Essentially, the film wears Asian culture as a design theme that no character gnuinely interacts with. It is intended as futuristic world building, but comes off as lazy because many of its descriptions are of present-day Asian societies and customs. Does the film truly believe that these are futuristic elements, or is it just inserting them as something visually novel for white audiences to marvel at?

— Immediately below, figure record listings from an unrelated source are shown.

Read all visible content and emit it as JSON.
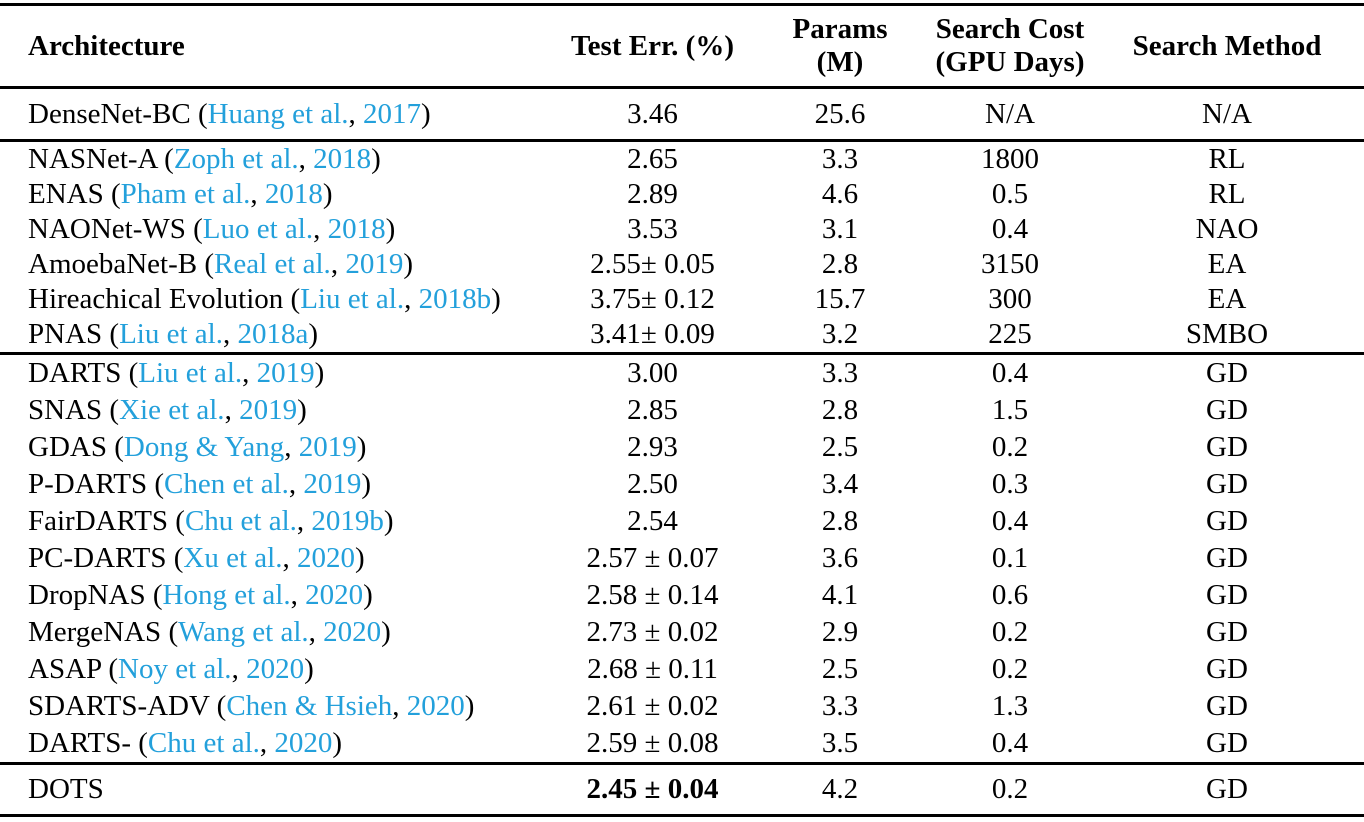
{
  "colors": {
    "background": "#ffffff",
    "text": "#000000",
    "rule": "#000000",
    "citation_link": "#23a0db"
  },
  "format": {
    "cite_open": " (",
    "cite_sep": ", ",
    "cite_close": ")"
  },
  "table": {
    "columns": [
      {
        "key": "architecture",
        "line1": "Architecture",
        "line2": ""
      },
      {
        "key": "test-err",
        "line1": "Test Err. (%)",
        "line2": ""
      },
      {
        "key": "params",
        "line1": "Params",
        "line2": "(M)"
      },
      {
        "key": "search-cost",
        "line1": "Search Cost",
        "line2": "(GPU Days)"
      },
      {
        "key": "search-method",
        "line1": "Search Method",
        "line2": ""
      }
    ],
    "groups": [
      {
        "rows": [
          {
            "name": "DenseNet-BC",
            "cite": {
              "author": "Huang et al.",
              "year": "2017"
            },
            "test_err": "3.46",
            "err_bold": false,
            "params": "25.6",
            "cost": "N/A",
            "method": "N/A"
          }
        ]
      },
      {
        "rows": [
          {
            "name": "NASNet-A",
            "cite": {
              "author": "Zoph et al.",
              "year": "2018"
            },
            "test_err": "2.65",
            "err_bold": false,
            "params": "3.3",
            "cost": "1800",
            "method": "RL"
          },
          {
            "name": "ENAS",
            "cite": {
              "author": "Pham et al.",
              "year": "2018"
            },
            "test_err": "2.89",
            "err_bold": false,
            "params": "4.6",
            "cost": "0.5",
            "method": "RL"
          },
          {
            "name": "NAONet-WS",
            "cite": {
              "author": "Luo et al.",
              "year": "2018"
            },
            "test_err": "3.53",
            "err_bold": false,
            "params": "3.1",
            "cost": "0.4",
            "method": "NAO"
          },
          {
            "name": "AmoebaNet-B",
            "cite": {
              "author": "Real et al.",
              "year": "2019"
            },
            "test_err": "2.55± 0.05",
            "err_bold": false,
            "params": "2.8",
            "cost": "3150",
            "method": "EA"
          },
          {
            "name": "Hireachical Evolution",
            "cite": {
              "author": "Liu et al.",
              "year": "2018b"
            },
            "test_err": "3.75± 0.12",
            "err_bold": false,
            "params": "15.7",
            "cost": "300",
            "method": "EA"
          },
          {
            "name": "PNAS",
            "cite": {
              "author": "Liu et al.",
              "year": "2018a"
            },
            "test_err": "3.41± 0.09",
            "err_bold": false,
            "params": "3.2",
            "cost": "225",
            "method": "SMBO"
          }
        ]
      },
      {
        "rows": [
          {
            "name": "DARTS",
            "cite": {
              "author": "Liu et al.",
              "year": "2019"
            },
            "test_err": "3.00",
            "err_bold": false,
            "params": "3.3",
            "cost": "0.4",
            "method": "GD"
          },
          {
            "name": "SNAS",
            "cite": {
              "author": "Xie et al.",
              "year": "2019"
            },
            "test_err": "2.85",
            "err_bold": false,
            "params": "2.8",
            "cost": "1.5",
            "method": "GD"
          },
          {
            "name": "GDAS",
            "cite": {
              "author": "Dong & Yang",
              "year": "2019"
            },
            "test_err": "2.93",
            "err_bold": false,
            "params": "2.5",
            "cost": "0.2",
            "method": "GD"
          },
          {
            "name": "P-DARTS",
            "cite": {
              "author": "Chen et al.",
              "year": "2019"
            },
            "test_err": "2.50",
            "err_bold": false,
            "params": "3.4",
            "cost": "0.3",
            "method": "GD"
          },
          {
            "name": "FairDARTS",
            "cite": {
              "author": "Chu et al.",
              "year": "2019b"
            },
            "test_err": "2.54",
            "err_bold": false,
            "params": "2.8",
            "cost": "0.4",
            "method": "GD"
          },
          {
            "name": "PC-DARTS",
            "cite": {
              "author": "Xu et al.",
              "year": "2020"
            },
            "test_err": "2.57 ± 0.07",
            "err_bold": false,
            "params": "3.6",
            "cost": "0.1",
            "method": "GD"
          },
          {
            "name": "DropNAS",
            "cite": {
              "author": "Hong et al.",
              "year": "2020"
            },
            "test_err": "2.58 ± 0.14",
            "err_bold": false,
            "params": "4.1",
            "cost": "0.6",
            "method": "GD"
          },
          {
            "name": "MergeNAS",
            "cite": {
              "author": "Wang et al.",
              "year": "2020"
            },
            "test_err": "2.73 ± 0.02",
            "err_bold": false,
            "params": "2.9",
            "cost": "0.2",
            "method": "GD"
          },
          {
            "name": "ASAP",
            "cite": {
              "author": "Noy et al.",
              "year": "2020"
            },
            "test_err": "2.68 ± 0.11",
            "err_bold": false,
            "params": "2.5",
            "cost": "0.2",
            "method": "GD"
          },
          {
            "name": "SDARTS-ADV",
            "cite": {
              "author": "Chen & Hsieh",
              "year": "2020"
            },
            "test_err": "2.61 ± 0.02",
            "err_bold": false,
            "params": "3.3",
            "cost": "1.3",
            "method": "GD"
          },
          {
            "name": "DARTS-",
            "cite": {
              "author": "Chu et al.",
              "year": "2020"
            },
            "test_err": "2.59 ± 0.08",
            "err_bold": false,
            "params": "3.5",
            "cost": "0.4",
            "method": "GD"
          }
        ]
      },
      {
        "rows": [
          {
            "name": "DOTS",
            "cite": null,
            "test_err": "2.45 ± 0.04",
            "err_bold": true,
            "params": "4.2",
            "cost": "0.2",
            "method": "GD"
          }
        ]
      }
    ]
  }
}
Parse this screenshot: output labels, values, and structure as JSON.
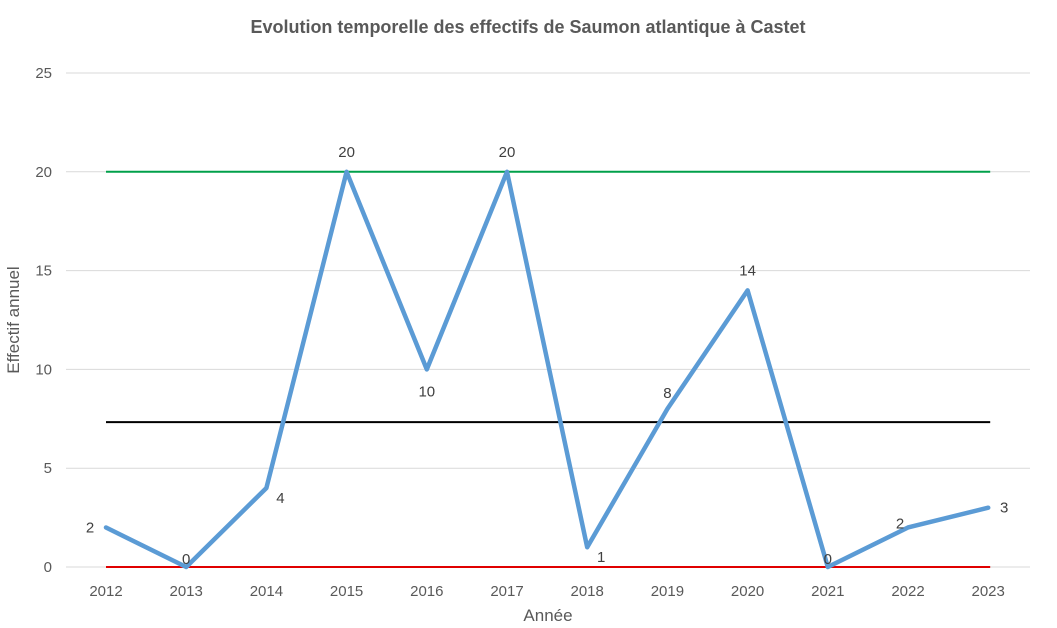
{
  "chart_data": {
    "type": "line",
    "title": "Evolution temporelle des effectifs de Saumon atlantique à Castet",
    "xlabel": "Année",
    "ylabel": "Effectif annuel",
    "categories": [
      "2012",
      "2013",
      "2014",
      "2015",
      "2016",
      "2017",
      "2018",
      "2019",
      "2020",
      "2021",
      "2022",
      "2023"
    ],
    "series": [
      {
        "values": [
          2,
          0,
          4,
          20,
          10,
          20,
          1,
          8,
          14,
          0,
          2,
          3
        ],
        "color": "#5B9BD5"
      }
    ],
    "reference_lines": [
      {
        "y": 20,
        "color": "#00A04A"
      },
      {
        "y": 7.33,
        "color": "#000000"
      },
      {
        "y": 0,
        "color": "#E00000"
      }
    ],
    "ylim": [
      0,
      25
    ],
    "yticks": [
      0,
      5,
      10,
      15,
      20,
      25
    ],
    "grid": true,
    "data_labels": true,
    "legend": "none"
  }
}
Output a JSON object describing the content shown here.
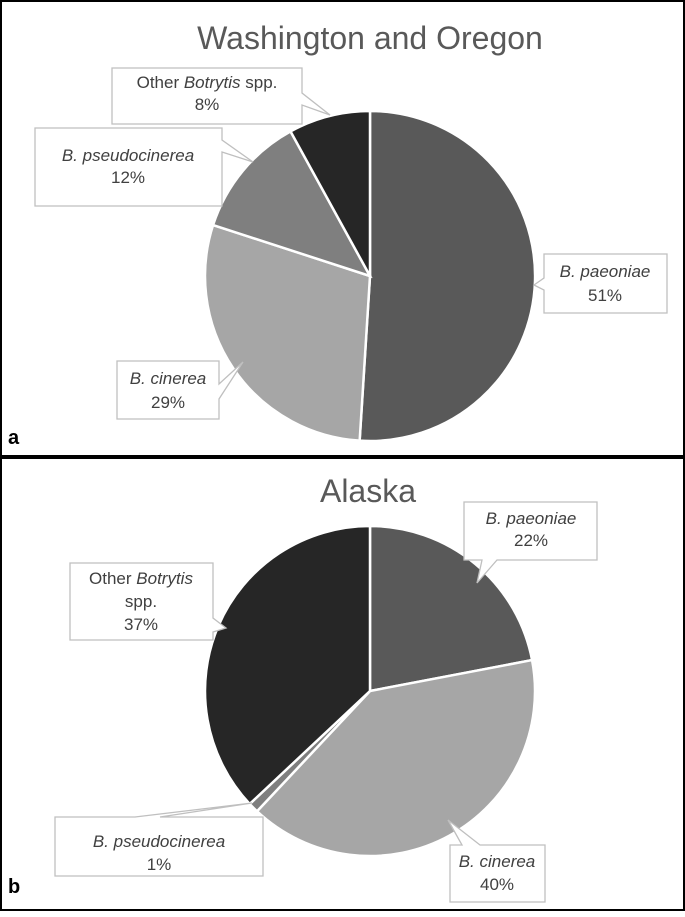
{
  "colors": {
    "b_paeoniae": "#595959",
    "b_cinerea": "#a6a6a6",
    "b_pseudocinerea": "#7f7f7f",
    "other": "#262626"
  },
  "chart_data": [
    {
      "type": "pie",
      "panel": "a",
      "title": "Washington and Oregon",
      "slices": [
        {
          "label_italic": "B. paeoniae",
          "label_plain": "",
          "value": 51,
          "pct_label": "51%",
          "color": "#595959"
        },
        {
          "label_italic": "B. cinerea",
          "label_plain": "",
          "value": 29,
          "pct_label": "29%",
          "color": "#a6a6a6"
        },
        {
          "label_italic": "B. pseudocinerea",
          "label_plain": "",
          "value": 12,
          "pct_label": "12%",
          "color": "#7f7f7f"
        },
        {
          "label_prefix": "Other ",
          "label_italic": "Botrytis",
          "label_plain": " spp.",
          "value": 8,
          "pct_label": "8%",
          "color": "#262626"
        }
      ]
    },
    {
      "type": "pie",
      "panel": "b",
      "title": "Alaska",
      "slices": [
        {
          "label_italic": "B. paeoniae",
          "label_plain": "",
          "value": 22,
          "pct_label": "22%",
          "color": "#595959"
        },
        {
          "label_italic": "B. cinerea",
          "label_plain": "",
          "value": 40,
          "pct_label": "40%",
          "color": "#a6a6a6"
        },
        {
          "label_italic": "B. pseudocinerea",
          "label_plain": "",
          "value": 1,
          "pct_label": "1%",
          "color": "#7f7f7f"
        },
        {
          "label_prefix": "Other ",
          "label_italic": "Botrytis",
          "label_plain": "spp.",
          "value": 37,
          "pct_label": "37%",
          "color": "#262626"
        }
      ]
    }
  ]
}
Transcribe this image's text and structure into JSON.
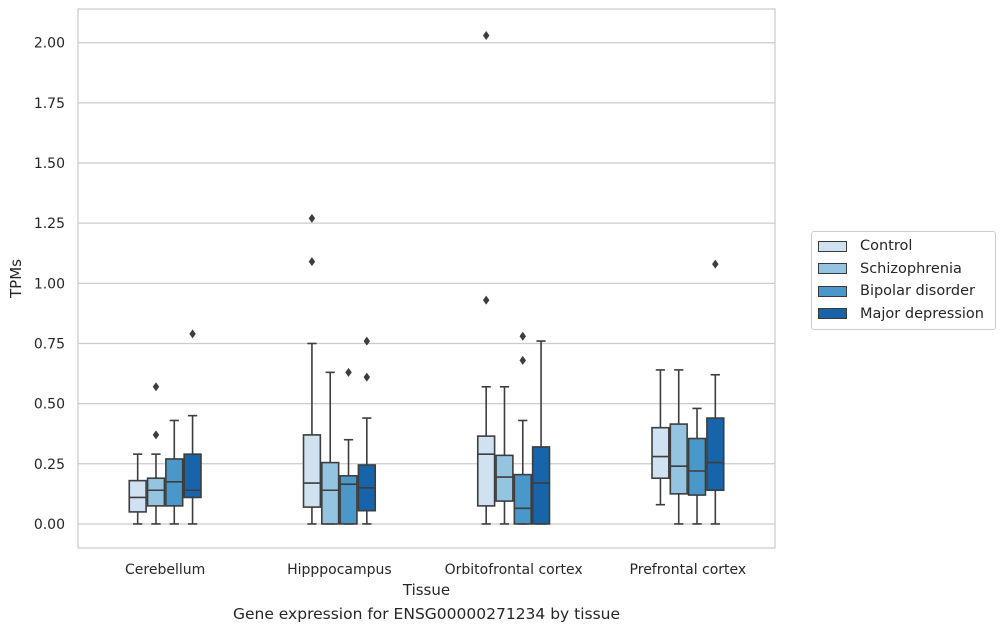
{
  "chart_data": {
    "type": "boxplot",
    "title": "",
    "xlabel": "Tissue",
    "ylabel": "TPMs",
    "caption": "Gene expression for ENSG00000271234 by tissue",
    "ylim": [
      -0.1,
      2.14
    ],
    "yticks": [
      "0.00",
      "0.25",
      "0.50",
      "0.75",
      "1.00",
      "1.25",
      "1.50",
      "1.75",
      "2.00"
    ],
    "categories": [
      "Cerebellum",
      "Hipppocampus",
      "Orbitofrontal cortex",
      "Prefrontal cortex"
    ],
    "grid": true,
    "legend_position": "right",
    "series": [
      {
        "name": "Control",
        "color": "#d0e1f2",
        "boxes": [
          {
            "min": 0.0,
            "q1": 0.05,
            "median": 0.11,
            "q3": 0.18,
            "max": 0.29,
            "outliers": []
          },
          {
            "min": 0.0,
            "q1": 0.07,
            "median": 0.17,
            "q3": 0.37,
            "max": 0.75,
            "outliers": [
              1.09,
              1.27
            ]
          },
          {
            "min": 0.0,
            "q1": 0.075,
            "median": 0.29,
            "q3": 0.365,
            "max": 0.57,
            "outliers": [
              0.93,
              2.03
            ]
          },
          {
            "min": 0.08,
            "q1": 0.19,
            "median": 0.28,
            "q3": 0.4,
            "max": 0.64,
            "outliers": []
          }
        ]
      },
      {
        "name": "Schizophrenia",
        "color": "#94c4df",
        "boxes": [
          {
            "min": 0.0,
            "q1": 0.075,
            "median": 0.14,
            "q3": 0.19,
            "max": 0.29,
            "outliers": [
              0.37,
              0.57
            ]
          },
          {
            "min": 0.0,
            "q1": 0.0,
            "median": 0.14,
            "q3": 0.255,
            "max": 0.63,
            "outliers": []
          },
          {
            "min": 0.0,
            "q1": 0.095,
            "median": 0.195,
            "q3": 0.285,
            "max": 0.57,
            "outliers": []
          },
          {
            "min": 0.0,
            "q1": 0.125,
            "median": 0.24,
            "q3": 0.415,
            "max": 0.64,
            "outliers": []
          }
        ]
      },
      {
        "name": "Bipolar disorder",
        "color": "#4a98c9",
        "boxes": [
          {
            "min": 0.0,
            "q1": 0.075,
            "median": 0.175,
            "q3": 0.27,
            "max": 0.43,
            "outliers": []
          },
          {
            "min": 0.0,
            "q1": 0.0,
            "median": 0.165,
            "q3": 0.2,
            "max": 0.35,
            "outliers": [
              0.63
            ]
          },
          {
            "min": 0.0,
            "q1": 0.0,
            "median": 0.065,
            "q3": 0.205,
            "max": 0.43,
            "outliers": [
              0.68,
              0.78
            ]
          },
          {
            "min": 0.0,
            "q1": 0.12,
            "median": 0.22,
            "q3": 0.355,
            "max": 0.48,
            "outliers": []
          }
        ]
      },
      {
        "name": "Major depression",
        "color": "#1764ab",
        "boxes": [
          {
            "min": 0.0,
            "q1": 0.11,
            "median": 0.14,
            "q3": 0.29,
            "max": 0.45,
            "outliers": [
              0.79
            ]
          },
          {
            "min": 0.0,
            "q1": 0.055,
            "median": 0.15,
            "q3": 0.245,
            "max": 0.44,
            "outliers": [
              0.61,
              0.76
            ]
          },
          {
            "min": 0.0,
            "q1": 0.0,
            "median": 0.17,
            "q3": 0.32,
            "max": 0.76,
            "outliers": []
          },
          {
            "min": 0.0,
            "q1": 0.14,
            "median": 0.255,
            "q3": 0.44,
            "max": 0.62,
            "outliers": [
              1.08
            ]
          }
        ]
      }
    ]
  }
}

The script by Wheeler has attempted to water down a great deal of misogynistic and voyeuristic elements. However, it has still retained many of them. The script does not do so well on the race representation front, whitewashing the cast and failing to respect the cultures it is drawing from. As a character, the major is complex and dynamic. As a story, the script is compelling, emotional and action-packed. But in the socially aware society of today, it has made mistakes that has cost it dearly in the US market.
American scriptwriters need to stop seeing other cultures as alien, and write about them through genuine research and with a desire to understand them. Simply painting out the bare bones of their aesthetic is not enough, and both exotifies and isolates minorities in America.
Similarly, women have come a long way in terms of Hollywood representation. This script gives us a beautiful, heartfelt character that women can look up to but then peppers her with very traditional failures in writing female characters. Hopefully, the audience response sends a message to Hollywood producers that people are ready to embrace change for social justice in film.